Meaning that for each month, the sum should be based on up to the 12 previous months.

MonthRevenueCumulative12
Jan-121010
Feb-121020
Mar-121030
Apr-121040
May-121050
Jun-121060
Jul-121070
Aug-121080
Sep-121090
Oct-1210100
Nov-1210110
Dec-1210120
Jan-1310120
Feb-1310120
Mar-1310120
Apr-1310120
May-1310120
Jun-1310120
Jul-1310120
Aug-1310120
Sep-1310120
Oct-1310120

The table contains many fields but I want the cumulative12 Sum, that will be used for banding, to be aggregated by month, category and  reseller.

I had a look at rangesum and peek not sure it will work here. I think it can be achieve with joins and group by.

Thanks.

10 Replies
Gysbert_Wassenaar

Rangesum and peek will work, but it's going to be quite an expression:

rangesum(Revenue, peek(Revenue), peek(Revenue, -2), peek(Revenue,-3), ...etc... , peek(Revenue,-11)) as Cumulative12

Perhaps an AsOf table is a better approach in this case. See this document: Calculating rolling n-period totals, averages or other aggregations


talk is cheap, supply exceeds demand
Not applicable

Hi Telmo

A simple solution would be to join on the revenue data for the single month 12 months previously, then cumulatively subtract at the sane time as the cumulative sum. This example will run by itself in a script:

//Generated Sales Data

GenData:

load rowno() as Month, round(rand()*100) as Sales autogenerate(36);

//Add in sales from the same table, as they were 12 months ago

left join (GenData) Load  Month + 12 as Month , Month  as MonthL12, Sales as SalesL12 resident GenData;

//Do the usual cumulative sum - but minus the value from 12 months ago

left join (GenData) Load Month,

numsum(Sales,Peek(CumSum) ) as CumSum,

numsum(Sales,Peek(CumSumL12) ,-SalesL12 ) as CumSumL12

  resident GenData;

Regards,

Erica

tduarte
Partner - Creator II
Partner - Creator II
Author

Hi G Wassenaar,

An AsOf table was my initial design but due to poor performance in the pivot table I need to try and create the cumulative revenues and the corresponding bands in the script.
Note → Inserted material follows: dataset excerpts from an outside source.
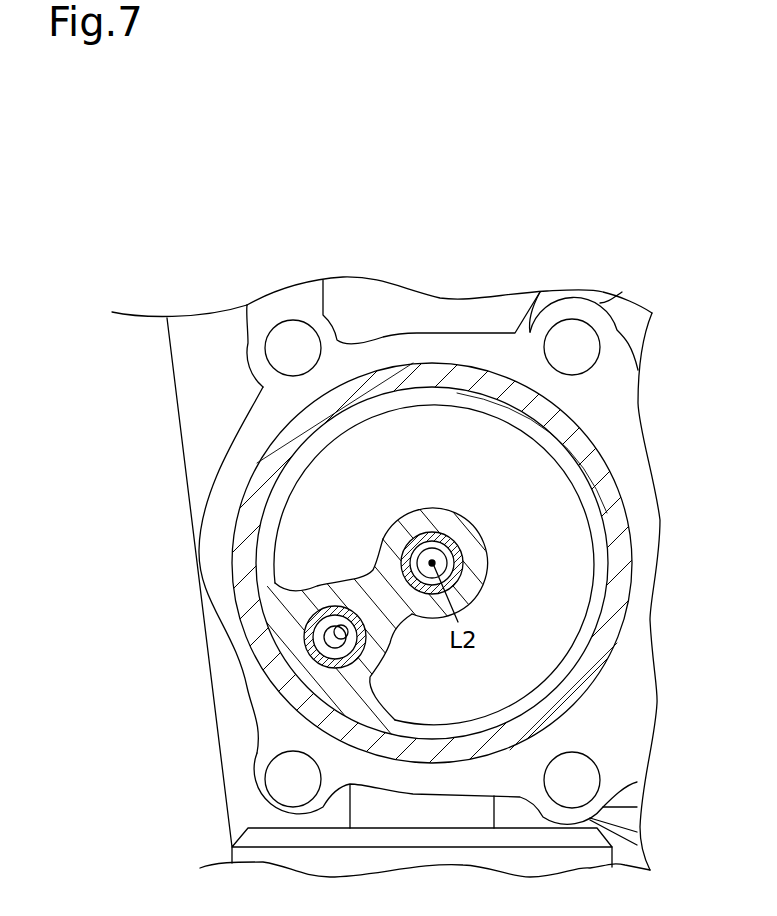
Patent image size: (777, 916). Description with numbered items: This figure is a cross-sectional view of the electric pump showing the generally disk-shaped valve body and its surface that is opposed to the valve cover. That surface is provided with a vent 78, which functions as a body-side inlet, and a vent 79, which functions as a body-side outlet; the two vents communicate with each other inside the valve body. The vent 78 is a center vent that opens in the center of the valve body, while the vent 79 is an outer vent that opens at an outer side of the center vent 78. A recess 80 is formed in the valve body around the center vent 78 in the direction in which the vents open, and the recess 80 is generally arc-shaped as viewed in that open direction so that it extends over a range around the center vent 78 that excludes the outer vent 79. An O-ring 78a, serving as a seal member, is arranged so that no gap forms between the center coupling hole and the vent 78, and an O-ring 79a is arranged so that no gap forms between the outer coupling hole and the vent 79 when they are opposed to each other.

The vent 78 is at (434, 563).
The O-ring 78a is at (436, 535).
The vent 79 is at (336, 637).
The O-ring 79a is at (316, 609).
The recess 80 is at (540, 457).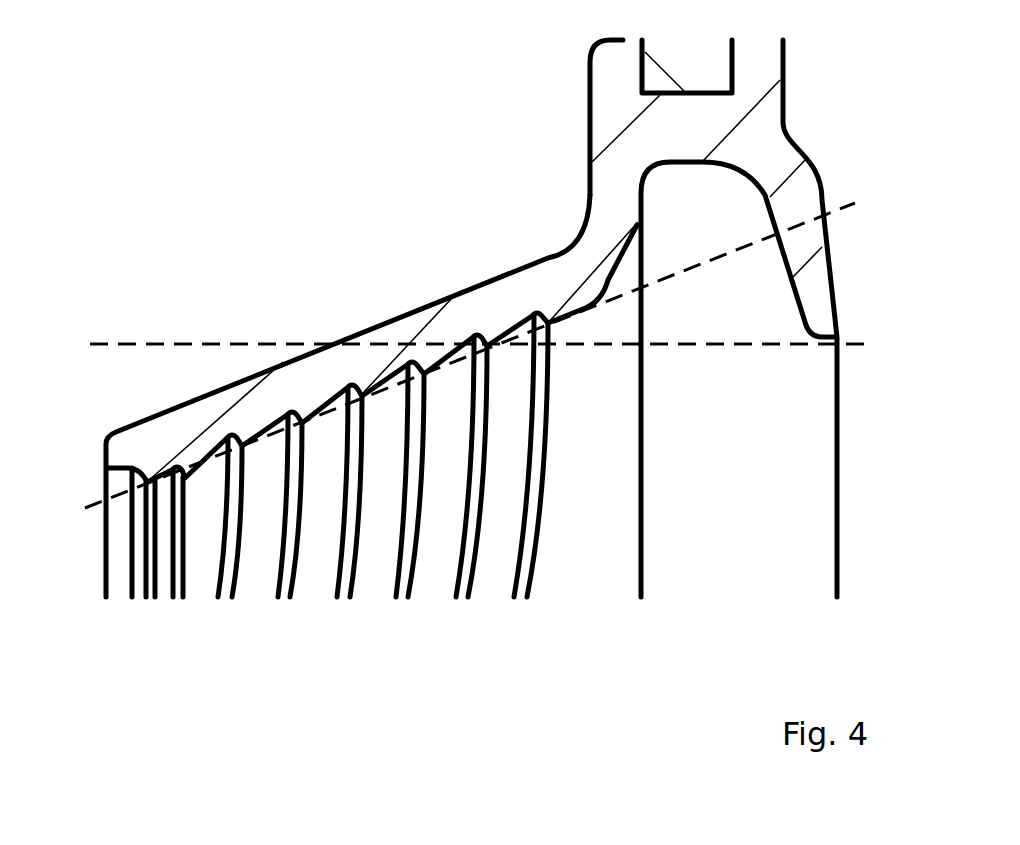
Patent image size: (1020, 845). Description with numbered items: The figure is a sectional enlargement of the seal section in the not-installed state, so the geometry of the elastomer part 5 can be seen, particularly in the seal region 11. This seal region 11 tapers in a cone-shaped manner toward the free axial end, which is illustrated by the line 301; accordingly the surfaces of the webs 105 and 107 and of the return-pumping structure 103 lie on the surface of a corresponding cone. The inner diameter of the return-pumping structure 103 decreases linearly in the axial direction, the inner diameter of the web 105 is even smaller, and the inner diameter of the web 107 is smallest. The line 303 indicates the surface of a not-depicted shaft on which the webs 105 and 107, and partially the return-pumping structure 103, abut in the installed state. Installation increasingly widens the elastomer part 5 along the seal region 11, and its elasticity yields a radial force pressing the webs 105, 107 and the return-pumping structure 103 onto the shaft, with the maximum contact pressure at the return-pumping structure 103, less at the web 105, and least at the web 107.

The elastomer part 5 is at (598, 107).
The seal region 11 is at (417, 283).
The return-pumping structure 103 is at (312, 583).
The web 105 is at (180, 598).
The web 107 is at (148, 598).
The line 301 is at (105, 508).
The line 303 is at (120, 345).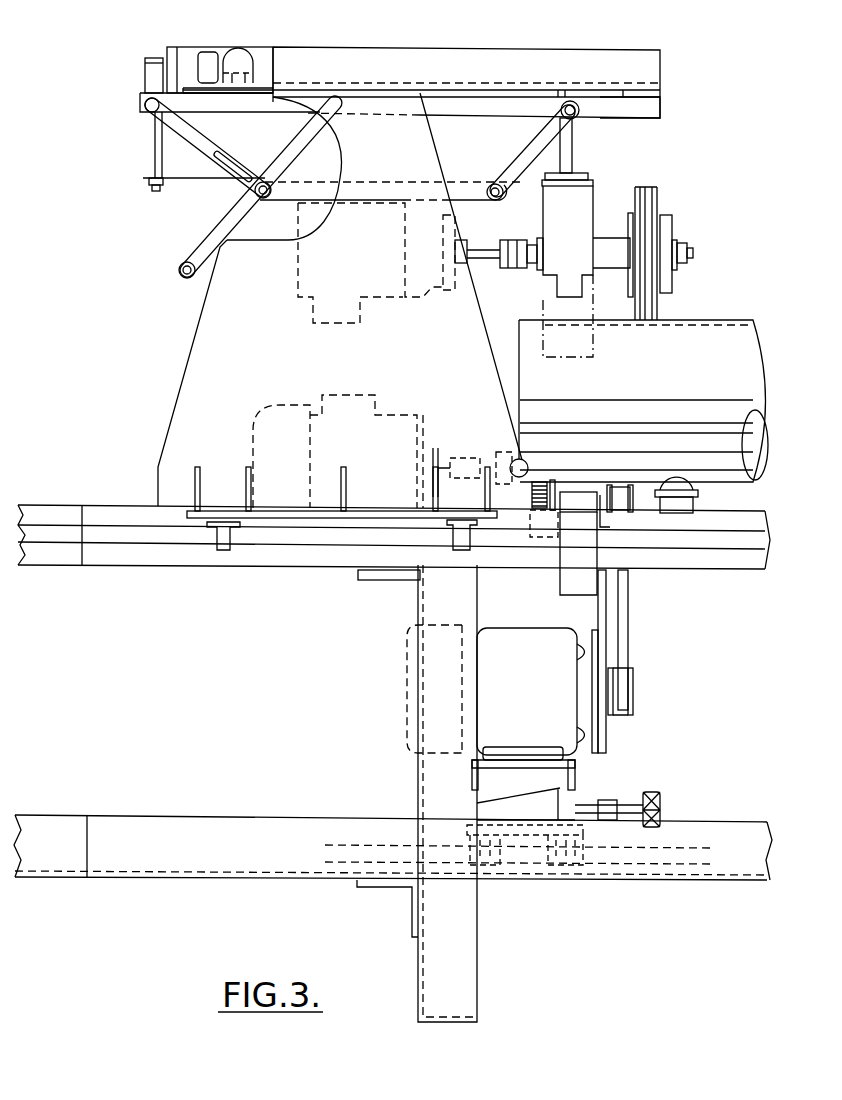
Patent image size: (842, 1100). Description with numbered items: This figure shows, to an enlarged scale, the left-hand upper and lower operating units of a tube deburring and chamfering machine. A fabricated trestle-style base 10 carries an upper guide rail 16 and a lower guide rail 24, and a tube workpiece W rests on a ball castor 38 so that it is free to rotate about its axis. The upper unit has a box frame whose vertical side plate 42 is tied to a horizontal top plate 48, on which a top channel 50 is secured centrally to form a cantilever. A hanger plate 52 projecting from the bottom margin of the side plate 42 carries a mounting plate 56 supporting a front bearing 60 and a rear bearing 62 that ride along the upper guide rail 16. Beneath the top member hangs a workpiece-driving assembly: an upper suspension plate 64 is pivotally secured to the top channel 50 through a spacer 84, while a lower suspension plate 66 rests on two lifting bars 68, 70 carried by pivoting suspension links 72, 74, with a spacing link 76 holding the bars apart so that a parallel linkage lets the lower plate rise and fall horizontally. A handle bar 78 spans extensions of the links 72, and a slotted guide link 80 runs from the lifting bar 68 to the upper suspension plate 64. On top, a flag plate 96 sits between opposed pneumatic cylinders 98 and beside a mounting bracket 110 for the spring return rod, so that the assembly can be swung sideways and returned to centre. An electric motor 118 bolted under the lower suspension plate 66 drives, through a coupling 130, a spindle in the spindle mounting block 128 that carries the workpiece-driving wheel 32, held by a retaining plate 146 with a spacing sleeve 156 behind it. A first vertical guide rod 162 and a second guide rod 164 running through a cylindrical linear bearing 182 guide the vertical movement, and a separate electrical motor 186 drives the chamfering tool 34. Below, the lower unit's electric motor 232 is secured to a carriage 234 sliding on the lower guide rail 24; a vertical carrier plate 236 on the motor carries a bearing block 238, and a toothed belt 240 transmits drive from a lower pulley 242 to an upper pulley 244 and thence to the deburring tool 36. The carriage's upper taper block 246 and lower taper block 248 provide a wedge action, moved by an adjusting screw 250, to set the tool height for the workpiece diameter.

The Rangesum didn't work for me because I need to group it by several dimensions.

tduarte
Partner - Creator II
Partner - Creator II
Author

Hi Erica,

I had a go using your suggestion and it's more or less what I was looking for but unfortunately the cumulative sums are incorrect because these are not aggregating by my other 2 fields, reseller and category.

This is what I've done:

Banding:

Load

  MonthStartDate as Banding.Date,

  Category as Banding.Category,

  ResellerID as Banding.ResellerID,

  Sum(Revenue) as Banding.Revenue

Resident Data

Group by MonthStartDate, Category, ResellerID;

//Add in sales from the same table, as they were 12 months ago

Left Join (Banding)

Load

  AddMonths(Banding.Date,12) as Banding.Date,

  Banding.Category,

  Banding.ResellerID,

  Banding.Date as Banding.DateL12,

  Banding.Revenue as Banding.RevenueL12

Resident Banding;

//Do the usual cumulative sum - but minus the value from 12 months ago

Left Join (Banding)

Load

  Banding.Date,

  Banding.Category,

  Banding.ResellerID,

  numsum(Banding.Revenue,Peek(CumSum)) as CumSum,

  numsum(Banding.Revenue,Peek(CumSumL12) ,-Banding.RevenueL12) as CumSumL12

Resident Banding;

Regards,

Telmo

Not applicable

Hi Telmo

You need to check that the Category and reseller in the row above are the same as the current row, before applying the cumulative sum. In this simplified example:

//Do the usual cumulative sum - but minus the value from 12 months ago

left join (GenData) Load Cat1, Cat2, Month,

if(Peek(Cat1)&peek(Cat2) = Cat1&Cat2,    numsum(Sales,Peek(CumSum) ),0)                     as CumSum,

if(Peek(Cat1)&peek(Cat2) = Cat1&Cat2,    numsum(Sales,Peek(CumSumL12) ,-SalesL12 ),0)     as CumSumL12

  resident GenData;

I've used the peek function again to verify that we are still in the same category as the row above, before adding the sales to the cumulative sum function.

Regards,

Erica

Not applicable

PS this full script will work on its own and serve as a test:

//Generate Categories:

GenData:

LOAD * INLINE [

    Cat1

    Birmingham

    London

    Newcastle

    Manchester

    Liverpool

    Bristol

    Bath

    Bournemouth

];

Left join (GenData) LOAD * INLINE [

    Cat2

    Bananas

    Olives

    Apples

    Celery

    Lettuce

];

   

//Add in the months

Left join (GenData)load rowno() as Month autogenerate(36);

//Add in random sales data

Left join (GenData) Load Cat1, Cat2, Month, round(rand()*100) as Sales resident GenData;

//Add in the previous 12 months total8/

left join (GenData) Load Cat1, Cat2,  Month + 12 as Month , Month  as MonthL12, Sales as SalesL12 resident GenData;

//Do the usual cumulative sum - but minus the value from 12 months ago

left join (GenData) Load Cat1, Cat2, Month,

if(Peek(Cat1)&peek(Cat2) = Cat1&Cat2,    numsum(Sales,Peek(CumSum) ),0)                     as CumSum,

if(Peek(Cat1)&peek(Cat2) = Cat1&Cat2,    numsum(Sales,Peek(CumSumL12) ,-SalesL12 ),0)     as CumSumL12

  resident GenData;

tduarte
Partner - Creator II
Partner - Creator II
Author

Thanks Erica,

So this mean that the only way of making it work is to do an Order By ResellerID, Category and Month - Month needs to be the last -  before doing the Peek / cumulative sum.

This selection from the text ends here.